Я намерен поговорить о вахумах на основании того, что мы видели и слышали в бытность нашу среди подданных Кавалли.

На запад от высот Кавалли перед нами расстилалось пространство более чем на тысячу километров. Хотя местами оно было населено довольно густо, но вид был до того обширен, что присутствие человека было почти незаметно, исключая самых ближайших к ним мест. По сравнению с горными хребтами и мощными изгибами поверхности что значили какие-нибудь кучки хижин соломенного цвета, разделенные между собою широкими пространствами, на которых местами пестрели участки возделанной земли, взрытой трудолюбивыми бавира.

В первое время житья в Кавалли мы искренно наслаждались этим открытым пейзажем, бесконечною далью лугов, волнующейся линией холмов, смелыми очертаниями горных кряжей и отдельных высот, уютных долин и широких полей. Свалив с плеч тяжелую заботу о насущном пропитании, зная, что тут привольны места, где вдоволь всяких яств, хлеба и мяса, я от всей души любовался созерцанием этих спокойных картин и наблюдал, как порывами свежего ветра с Ньянцы клонит сочную траву, как она трепещет, волнуется и выказывает при этом бесконечное разнообразие своих зеленых оттенков. После нашего долгого странствования по лесам, это было зрелище, необыкновенно успокоительное для нервов.

Зериба, в которую каждый вечер загоняли стада Кавалли, расположена на мягком склоне холма, покрытого густым дерном.
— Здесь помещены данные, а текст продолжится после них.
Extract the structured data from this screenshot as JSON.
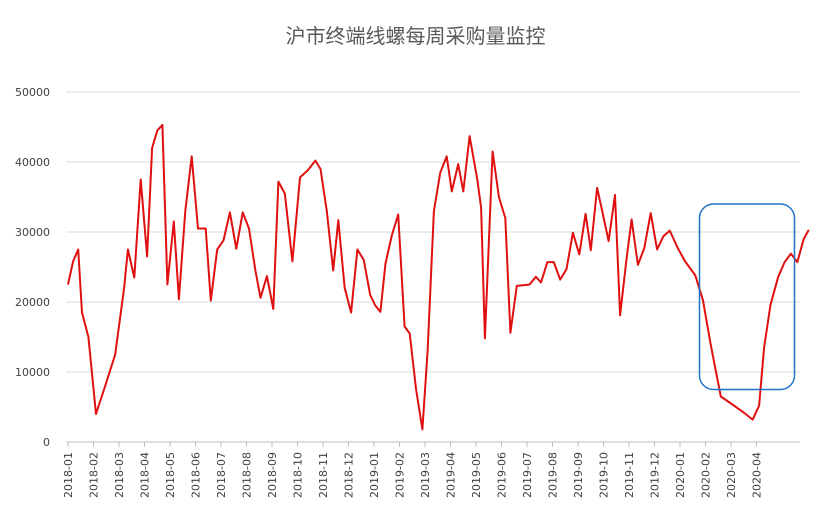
{
  "chart_data": {
    "type": "line",
    "title": "沪市终端线螺每周采购量监控",
    "xlabel": "",
    "ylabel": "",
    "ylim": [
      0,
      50000
    ],
    "yticks": [
      "0",
      "10000",
      "20000",
      "30000",
      "40000",
      "50000"
    ],
    "x_tick_labels": [
      "2018-01",
      "2018-02",
      "2018-03",
      "2018-04",
      "2018-05",
      "2018-06",
      "2018-07",
      "2018-08",
      "2018-09",
      "2018-10",
      "2018-11",
      "2018-12",
      "2019-01",
      "2019-02",
      "2019-03",
      "2019-04",
      "2019-05",
      "2019-06",
      "2019-07",
      "2019-08",
      "2019-09",
      "2019-10",
      "2019-11",
      "2019-12",
      "2020-01",
      "2020-02",
      "2020-03",
      "2020-04"
    ],
    "grid": true,
    "legend": "none",
    "line_color": "#e01010",
    "highlight_color": "#1f73c8",
    "highlight_region": {
      "x_start": "2020-02",
      "x_end": "2020-04",
      "y_start": 7500,
      "y_end": 34000
    },
    "series": [
      {
        "values": [
          [
            0,
            22500
          ],
          [
            0.2,
            25800
          ],
          [
            0.4,
            27500
          ],
          [
            0.55,
            18500
          ],
          [
            0.8,
            15000
          ],
          [
            1.1,
            4000
          ],
          [
            1.5,
            8500
          ],
          [
            1.85,
            12500
          ],
          [
            2.2,
            22000
          ],
          [
            2.35,
            27500
          ],
          [
            2.6,
            23500
          ],
          [
            2.85,
            37500
          ],
          [
            3.1,
            26500
          ],
          [
            3.3,
            42000
          ],
          [
            3.5,
            44500
          ],
          [
            3.7,
            45300
          ],
          [
            3.9,
            22500
          ],
          [
            4.15,
            31500
          ],
          [
            4.35,
            20400
          ],
          [
            4.6,
            33000
          ],
          [
            4.85,
            40800
          ],
          [
            5.1,
            30500
          ],
          [
            5.4,
            30500
          ],
          [
            5.6,
            20200
          ],
          [
            5.85,
            27500
          ],
          [
            6.1,
            28800
          ],
          [
            6.35,
            32800
          ],
          [
            6.6,
            27600
          ],
          [
            6.85,
            32800
          ],
          [
            7.1,
            30500
          ],
          [
            7.35,
            24500
          ],
          [
            7.55,
            20600
          ],
          [
            7.8,
            23700
          ],
          [
            8.05,
            19000
          ],
          [
            8.25,
            37200
          ],
          [
            8.5,
            35500
          ],
          [
            8.8,
            25800
          ],
          [
            9.1,
            37800
          ],
          [
            9.4,
            38800
          ],
          [
            9.7,
            40200
          ],
          [
            9.9,
            39000
          ],
          [
            10.15,
            33000
          ],
          [
            10.4,
            24500
          ],
          [
            10.6,
            31700
          ],
          [
            10.85,
            22000
          ],
          [
            11.1,
            18500
          ],
          [
            11.35,
            27500
          ],
          [
            11.6,
            26000
          ],
          [
            11.85,
            21000
          ],
          [
            12.05,
            19500
          ],
          [
            12.25,
            18600
          ],
          [
            12.45,
            25500
          ],
          [
            12.7,
            29500
          ],
          [
            12.95,
            32500
          ],
          [
            13.2,
            16500
          ],
          [
            13.4,
            15500
          ],
          [
            13.65,
            7500
          ],
          [
            13.9,
            1800
          ],
          [
            14.1,
            13000
          ],
          [
            14.35,
            33000
          ],
          [
            14.6,
            38500
          ],
          [
            14.85,
            40800
          ],
          [
            15.05,
            35800
          ],
          [
            15.3,
            39700
          ],
          [
            15.5,
            35800
          ],
          [
            15.75,
            43700
          ],
          [
            16.05,
            37500
          ],
          [
            16.2,
            33500
          ],
          [
            16.35,
            14800
          ],
          [
            16.65,
            41500
          ],
          [
            16.9,
            35000
          ],
          [
            17.15,
            32000
          ],
          [
            17.35,
            15600
          ],
          [
            17.6,
            22300
          ],
          [
            17.85,
            22400
          ],
          [
            18.1,
            22500
          ],
          [
            18.35,
            23600
          ],
          [
            18.55,
            22800
          ],
          [
            18.8,
            25700
          ],
          [
            19.05,
            25700
          ],
          [
            19.3,
            23200
          ],
          [
            19.55,
            24700
          ],
          [
            19.8,
            29900
          ],
          [
            20.05,
            26800
          ],
          [
            20.3,
            32600
          ],
          [
            20.5,
            27400
          ],
          [
            20.75,
            36300
          ],
          [
            20.95,
            33000
          ],
          [
            21.2,
            28700
          ],
          [
            21.45,
            35300
          ],
          [
            21.65,
            18100
          ],
          [
            21.9,
            26000
          ],
          [
            22.1,
            31800
          ],
          [
            22.35,
            25300
          ],
          [
            22.6,
            27700
          ],
          [
            22.85,
            32700
          ],
          [
            23.1,
            27500
          ],
          [
            23.35,
            29400
          ],
          [
            23.6,
            30200
          ],
          [
            23.9,
            27800
          ],
          [
            24.2,
            25800
          ],
          [
            24.6,
            23800
          ],
          [
            24.9,
            20300
          ],
          [
            25.2,
            14000
          ],
          [
            25.6,
            6500
          ],
          [
            26.0,
            5500
          ],
          [
            26.5,
            4200
          ],
          [
            26.85,
            3200
          ],
          [
            27.1,
            5200
          ],
          [
            27.3,
            13500
          ],
          [
            27.55,
            19600
          ],
          [
            27.85,
            23600
          ],
          [
            28.1,
            25700
          ],
          [
            28.35,
            26900
          ],
          [
            28.6,
            25700
          ],
          [
            28.85,
            29000
          ],
          [
            29.05,
            30300
          ]
        ]
      }
    ]
  }
}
Постоянно подстригаемая пасущимися стадами самого Кавалли, а также и стадами соседей вахума, трава, не отрастает высоко, а потому не закрывает видов и не мешает гулять на просторе в каком угодно направлении. На расстоянии выстрела из лука все так хорошо видно, что можно пересчитать цыплят, бегающих вокруг клохчущей наседки. Там и здесь возвышаются муравьиные кучи от одного до трех метров высотой, что очень удобно для пастухов, которые, влезая на них, могут наблюдать за скотом, за стадами овец и коз; ближайшие же к жилью муравьиные кучи служат обыкновенно местом сборища стариков, любящих потолковать о текущих событиях. Вот. тут-то, мирно беседуя с самим Кавалли и с другими местными старожилами, я мог узнать много интересного касательно истории окрестных поселков и их обитателей. Трудно было бы выдумать более подходящее для этого место, так как перед нами страна расстилалась на такое далекое пространство, что отсюда, как на карте, можно было видеть до шестидесяти округов. [402]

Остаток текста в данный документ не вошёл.